New Year’s is approaching, and one resolution will help our democracy: Make a friend with opposing political views and be kinder to people you disagree with politically.
Liberal women, this especially means you, given new research from media company Axios showing just how intolerant young leftists, particularly females, are compared with conservatives.
Axios, working with the Generation Lab, found just 5 percent of Republican college students said they wouldn’t befriend someone from the opposite party — vs. 37 percent of Democrats.
It also determined 30 percent of Democrats and 7 percent of Republicans wouldn’t work for someone who voted differently from them, while 71 percent of Democrats but only 31 percent of Republicans wouldn’t date someone with opposing views.
Researchers found college-age women more likely than men to take strong partisan stances, with 76 percent of women — and 86 percent of men — saying they’d work for someone who voted for the opposing candidate. Axios reported just 68 percent of women, as opposed to 84 percent of men, would shop at or support the business of someone from the other party.
This new research is sad but not surprising, given how liberal our college campuses are. A 2016 Econ Journal Watch study examining voter registration of economics, history, journalism, law, and psychology faculty at 40 leading universities, for example, found Democrats outnumber Republicans nearly 12 to 1.
The study, conducted by Brooklyn College business professor Mitchell Langbert, George Mason University economist Daniel B. Klein and FICO economist Anthony J. Quain, noted the liberal ratio among faculty under age 36 was 23 to 1.
Samuel Abrams, a Sarah Lawrence College politics professor, found similar trends in his 2018 survey of 900 university administrators (people who manage professors and campuses). He reported, “Only 6 percent of campus administrators identified as conservative to some degree, while 71 percent classified themselves as liberal or very liberal.”
This year, student newspaper The Harvard Crimson surveyed 236 arts and sciences faculty members, and a mere 3 percent described themselves as “somewhat” or “very conservative,” versus 76 percent who identified as “somewhat” or “very liberal.” That’s a ratio of 25 to 1.
“While the University has made a concerted effort across the past decade to promote gender and racial diversity among its faculty, Harvard has not made any explicit attempts to bolster representation from across the ideological spectrum,” the paper’s Natalie Kahn wrote in April.
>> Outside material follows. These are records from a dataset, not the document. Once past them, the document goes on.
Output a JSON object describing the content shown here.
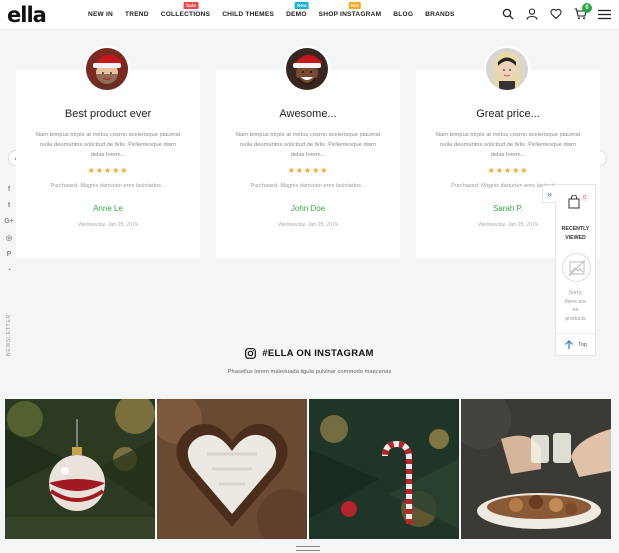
{
  "brand": {
    "logo": "ella"
  },
  "nav": {
    "items": [
      {
        "label": "NEW IN"
      },
      {
        "label": "TREND"
      },
      {
        "label": "COLLECTIONS",
        "badge": "Sale",
        "badge_color": "#e94b4b"
      },
      {
        "label": "CHILD THEMES"
      },
      {
        "label": "DEMO",
        "badge": "New",
        "badge_color": "#1ab0d8"
      },
      {
        "label": "SHOP INSTAGRAM",
        "badge": "Hot",
        "badge_color": "#f5a623"
      },
      {
        "label": "BLOG"
      },
      {
        "label": "BRANDS"
      }
    ]
  },
  "header_icons": {
    "cart_count": "0",
    "icons": [
      "search-icon",
      "user-icon",
      "heart-icon",
      "cart-icon",
      "menu-icon"
    ]
  },
  "social": {
    "icons": [
      "facebook-icon",
      "twitter-icon",
      "google-plus-icon",
      "instagram-icon",
      "pinterest-icon",
      "snapchat-icon"
    ],
    "glyphs": [
      "f",
      "t",
      "G+",
      "◎",
      "P",
      "◔"
    ]
  },
  "newsletter": {
    "label": "NEWSLETTER"
  },
  "testimonials": [
    {
      "title": "Best product ever",
      "text": "Nam tempus turpis at metus cosmo scelerisque placerat nulla deumantos solicitud de felis. Pellentesque diam delas lorem...",
      "stars": "★★★★★",
      "purchased": "Purchased: Magnis darturien eres laciniados...",
      "author": "Anne Le",
      "date": "Wednesday, Jan 25, 2019"
    },
    {
      "title": "Awesome...",
      "text": "Nam tempus turpis at metus cosmo scelerisque placerat nulla deumantos solicitud de felis. Pellentesque diam delas lorem...",
      "stars": "★★★★★",
      "purchased": "Purchased: Magnis darturien eres laciniados...",
      "author": "John Doe",
      "date": "Wednesday, Jan 25, 2019"
    },
    {
      "title": "Great price...",
      "text": "Nam tempus turpis at metus cosmo scelerisque placerat nulla deumantos solicitud de felis. Pellentesque diam delas lorem...",
      "stars": "★★★★★",
      "purchased": "Purchased: Magnis darturien eres lacinados...",
      "author": "Sarah P.",
      "date": "Wednesday, Jan 25, 2019"
    }
  ],
  "carousel": {
    "prev": "‹",
    "next": "›"
  },
  "recently_viewed": {
    "toggle": "»",
    "count": "0",
    "title_line1": "RECENTLY",
    "title_line2": "VIEWED",
    "empty_lines": [
      "Sorry,",
      "there are",
      "no",
      "products"
    ],
    "top_label": "Top"
  },
  "instagram": {
    "title": "#ELLA ON INSTAGRAM",
    "subtitle": "Phasellus lorem malesuada ligula pulvinar commodo maecenas"
  },
  "colors": {
    "accent_green": "#3aa845",
    "star": "#f5a623",
    "link_blue": "#3478c6"
  }
}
The left frightfully claims our democracy is under attack, but democracy’s root demos means “people.” If millions of liberals refuse to speak with and feel concern for millions of conservative people — even though liberals claim to be enlightened and tolerant — who is the threat to democracy?
“Democracy Dies in Darkness,” The Washington Post intones. Does that include darkness about half your fellow citizens?
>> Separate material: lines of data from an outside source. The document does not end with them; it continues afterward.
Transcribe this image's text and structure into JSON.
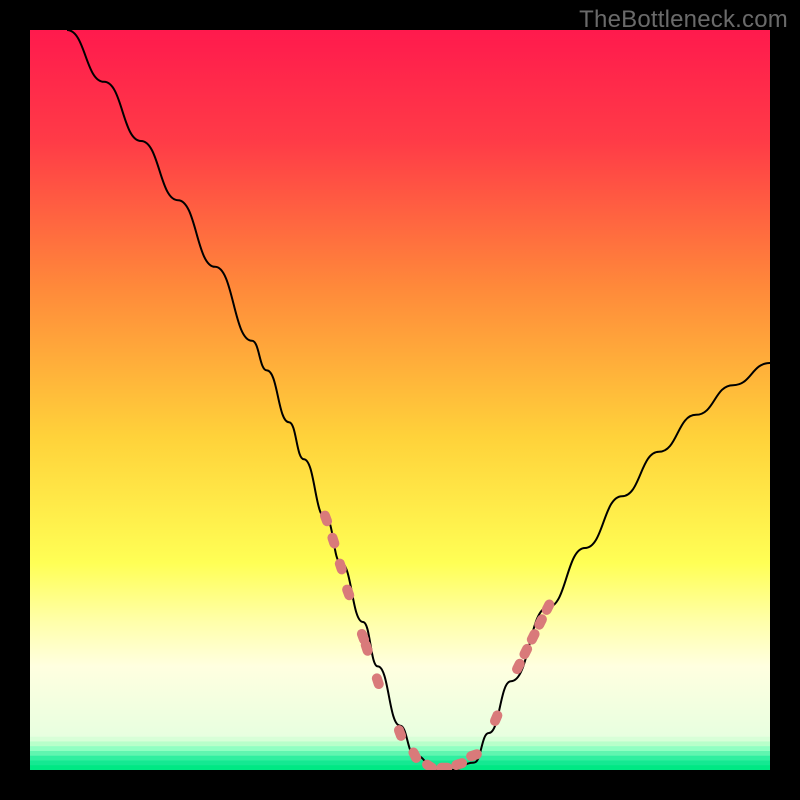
{
  "watermark": "TheBottleneck.com",
  "chart_data": {
    "type": "line",
    "title": "",
    "xlabel": "",
    "ylabel": "",
    "xlim": [
      0,
      100
    ],
    "ylim": [
      0,
      100
    ],
    "grid": false,
    "legend": false,
    "background_gradient": {
      "stops": [
        {
          "pos": 0.0,
          "color": "#ff1a4d"
        },
        {
          "pos": 0.15,
          "color": "#ff3b47"
        },
        {
          "pos": 0.35,
          "color": "#ff8a3a"
        },
        {
          "pos": 0.55,
          "color": "#ffd23a"
        },
        {
          "pos": 0.72,
          "color": "#ffff55"
        },
        {
          "pos": 0.8,
          "color": "#ffffaa"
        },
        {
          "pos": 0.86,
          "color": "#ffffe0"
        },
        {
          "pos": 0.955,
          "color": "#e8ffe0"
        },
        {
          "pos": 0.975,
          "color": "#8affc0"
        },
        {
          "pos": 1.0,
          "color": "#00e884"
        }
      ]
    },
    "series": [
      {
        "name": "bottleneck-curve",
        "color": "#000000",
        "x": [
          5,
          10,
          15,
          20,
          25,
          30,
          32,
          35,
          37,
          40,
          42,
          45,
          47,
          50,
          52,
          55,
          57,
          60,
          62,
          65,
          70,
          75,
          80,
          85,
          90,
          95,
          100
        ],
        "y": [
          100,
          93,
          85,
          77,
          68,
          58,
          54,
          47,
          42,
          34,
          28,
          20,
          14,
          6,
          2,
          0,
          0,
          1,
          5,
          12,
          22,
          30,
          37,
          43,
          48,
          52,
          55
        ]
      }
    ],
    "markers": {
      "name": "highlight-points",
      "color": "#d97a7a",
      "kind": "pill",
      "points": [
        {
          "x": 40,
          "y": 34
        },
        {
          "x": 41,
          "y": 31
        },
        {
          "x": 42,
          "y": 27.5
        },
        {
          "x": 43,
          "y": 24
        },
        {
          "x": 45,
          "y": 18
        },
        {
          "x": 45.5,
          "y": 16.5
        },
        {
          "x": 47,
          "y": 12
        },
        {
          "x": 50,
          "y": 5
        },
        {
          "x": 52,
          "y": 2
        },
        {
          "x": 54,
          "y": 0.5
        },
        {
          "x": 56,
          "y": 0.3
        },
        {
          "x": 58,
          "y": 0.8
        },
        {
          "x": 60,
          "y": 2
        },
        {
          "x": 63,
          "y": 7
        },
        {
          "x": 66,
          "y": 14
        },
        {
          "x": 67,
          "y": 16
        },
        {
          "x": 68,
          "y": 18
        },
        {
          "x": 69,
          "y": 20
        },
        {
          "x": 70,
          "y": 22
        }
      ]
    }
  }
}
Michael Barone wrote in The Wall Street Journal about how liberals are so immersed in cultural crock pots that they don’t realize their ignorance.
“Social psychologist Jonathan Haidt and his colleagues have shown that conservatives are better at understanding liberal views than the converse,” Barone noted. “That’s not surprising: Whereas liberal views permeate the news media and popular culture, liberals can easily avoid exposure to conservative views. That distorts their view of the world and produces oversensitivity to leftist social-media mobs along with overconfidence in demographic trends.”
In a related vein, last summer the Cato Institute released research about political expression and self-censorship. It found 62 percent of Americans say the political climate prevents them from saying what they believe — up from 58 percent in 2017.
Majorities of Democrats (52 percent), independents (59 percent) and Republicans (77 percent) feel they cannot express their views. “Strong liberals” are the only political group comfortable sharing their views (58 percent).
Cato found 31 percent of Americans support firing Donald Trump donors and 22 percent support firing Joe Biden donors; but 50 percent of strong liberals support firing Trump donors and 36 percent of strong conservatives support firing Biden donors.
My colleague Carrie Lukas wrote a whole book about our lopsided anti-conservative cultural bias. In “Checking Progressive Privilege,” she declared, “Progressive privilege isn’t just unfair to conservatives; it has warped our entire political environment and made our country more divided. Recognizing progressive privilege is the first step to ending it, so that we can have a fairer, more truly inclusive society.”